Le lendemain jeudi 4 février, est notre première grande journée de belle mer : soleil, alizés, ciel bleu azur agrémenté de cumulus ; nous sommes heureux d’avoir, au fil des semaines, égrené les milles qui nous mènent dans ces zones de navigation idyllique. Le vendredi est une journée particulièrement performante où nous alignons au portant quelque 210 milles en 24h, route plein sud, direction Dakar.
Nous savons notre destination prochaine plus dépaysante que d’accoutumée et les lectures du bord sont très orientées Sénégal et Afrique. Il s’agit par ailleurs d’arriver en temps pour que François puisse, à Dakar, remettre les pas dans les traces de son enfance avant son retour vers la vie professionnelle programmé par avion le 10 février.
Le samedi 6 février commence par un énergique nettoyage de pont suivi d’une première «baignade-traînade » à l’arrière du bateau. Le vent est faible et sous un ciel vierge de tout nuage, il est bon de se faire remorquer par un bout dans une eau voisinant la température de la Manche en plein mois de juillet. Petite pensée aquatique pour celles et ceux qui, dans les 49° nord de la France, se remettent d’une dure semaine de travail et ébauchent leurs plans de week-end dans une ambiance hivernale un peu maussade…

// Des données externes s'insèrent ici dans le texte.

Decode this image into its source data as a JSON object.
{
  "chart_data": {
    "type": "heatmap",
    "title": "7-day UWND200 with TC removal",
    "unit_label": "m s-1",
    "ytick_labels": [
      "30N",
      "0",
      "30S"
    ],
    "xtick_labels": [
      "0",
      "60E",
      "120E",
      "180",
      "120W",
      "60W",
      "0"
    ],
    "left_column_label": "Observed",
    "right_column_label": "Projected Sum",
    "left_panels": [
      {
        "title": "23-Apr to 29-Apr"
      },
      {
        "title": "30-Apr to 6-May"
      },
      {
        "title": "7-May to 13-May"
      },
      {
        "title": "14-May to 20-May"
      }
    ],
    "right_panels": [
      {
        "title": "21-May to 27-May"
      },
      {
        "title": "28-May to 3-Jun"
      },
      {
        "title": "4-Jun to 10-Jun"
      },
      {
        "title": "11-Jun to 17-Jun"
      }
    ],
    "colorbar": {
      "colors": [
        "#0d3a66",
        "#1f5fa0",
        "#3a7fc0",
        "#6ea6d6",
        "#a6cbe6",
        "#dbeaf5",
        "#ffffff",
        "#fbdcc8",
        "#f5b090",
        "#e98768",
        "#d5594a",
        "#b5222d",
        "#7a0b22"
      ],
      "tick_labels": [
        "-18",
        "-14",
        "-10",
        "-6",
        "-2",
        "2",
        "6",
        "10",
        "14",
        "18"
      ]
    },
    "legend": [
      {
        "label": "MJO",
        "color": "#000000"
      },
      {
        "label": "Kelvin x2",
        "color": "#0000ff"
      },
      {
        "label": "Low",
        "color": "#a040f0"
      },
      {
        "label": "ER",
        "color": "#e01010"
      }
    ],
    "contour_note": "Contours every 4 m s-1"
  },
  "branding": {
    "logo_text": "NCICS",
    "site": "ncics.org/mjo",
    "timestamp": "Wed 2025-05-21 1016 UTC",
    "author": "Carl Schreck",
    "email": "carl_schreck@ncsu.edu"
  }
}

Après les côtes marocaines, ce sont les côtes mauritaniennes qui défilent, invisibles, sous le vent. Nous passons les 20° de latitude nord et le célèbre Banc d’Arguin. Dans le courant de l’après-midi, deux baleines nous font l’honneur de leur compagnie à quelques dizaines de mètres du bateau. Leur lente et majestueuse progression rythmée par leur grand souffle profond contraste singulièrement avec l’énergique et inépuisable ballet de la compagnie de dauphins venue longuement se joindre à nous au coucher du soleil.
Malgré les efforts, théoriques et pratiques des experts, les résultats de la pêche sont inexistants à ce jour, ce qui ne porte malgré tout pas atteinte à la qualité gastronomique du bord à laquelle tout un chacun-e contribue avec cœur et compétence. Côté distance, nous ne sauverons le score de notre samedi que grâce au puissant secours de notre Nanni Diesel qui nous permet de maintenir, un peu bruyamment certes, le rythme de 7 nœuds de progression.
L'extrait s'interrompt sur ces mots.